Last prisoner there was Éamon de Valera, who later became prime minister of Ireland. The Easter Rising was a turning point in Irish history and it is mostly connected with two locations: the General Post Office (GPO) at O’Connell street (as a home base of the rebels) and Kilmainhaim Goal. As it has its place in history volunteers restored it and it is now a museum. To visit the former jail you have to buy tickets in advance and they are often sold-out six weeks in advance. If you don’t have a ticket you can get there early (at 9 o’clock) and sometimes you can get a ticket not used by groups. Otherwise you can still visit the museum on the grounds of the former jail.
As we gather in the chapel here in old Kilmainham Gaol,– ‘Grace’, Frank and Seán O’Meara
I think about these past few weeks, oh, will they say we’ve failed?
From our school days, they have told us we must yearn for liberty,
Yet, all I want in this dark place is to have you here with me.

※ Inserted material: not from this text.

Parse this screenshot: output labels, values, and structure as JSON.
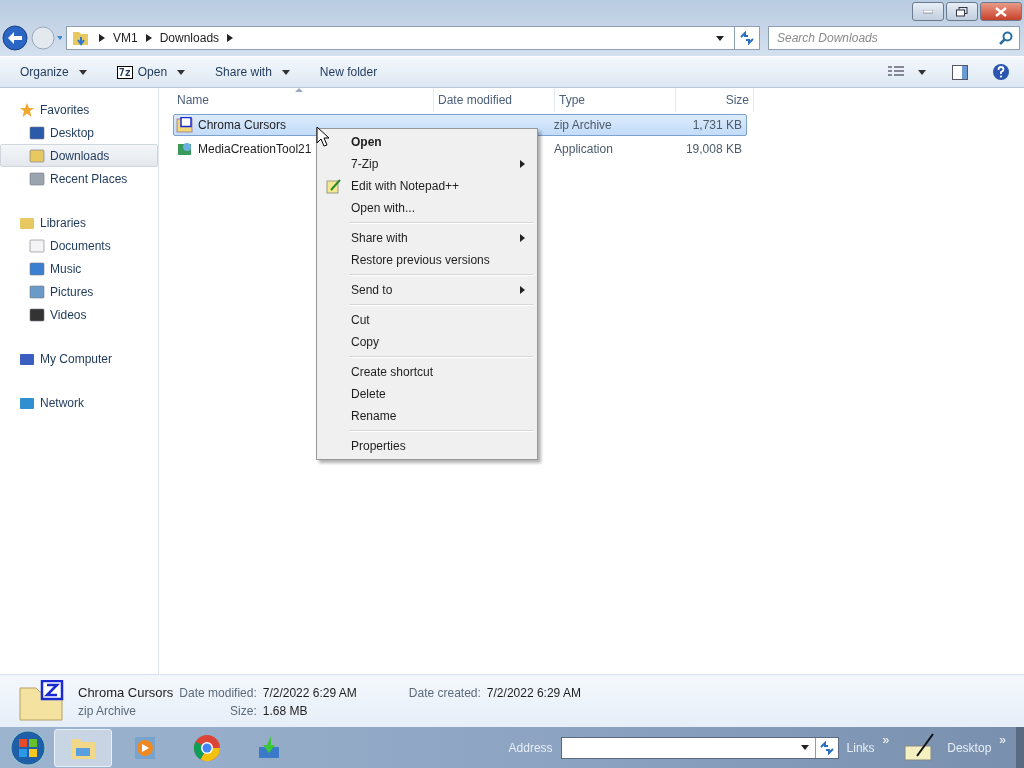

Kilmainham Goal is also scene for a special love story that touches not only Irish hearts and is told in the song ‘Grace‘ written by Frank and Seán O’Meara (but which is performed by different artists). Joseph Plunkett, one of the leaders in the Easter Rising, married his long-time girlfriend Grace Gifford in Kilmainham Goal on the day before he was executed. She never married again and is buried in Glasnevin cemetery.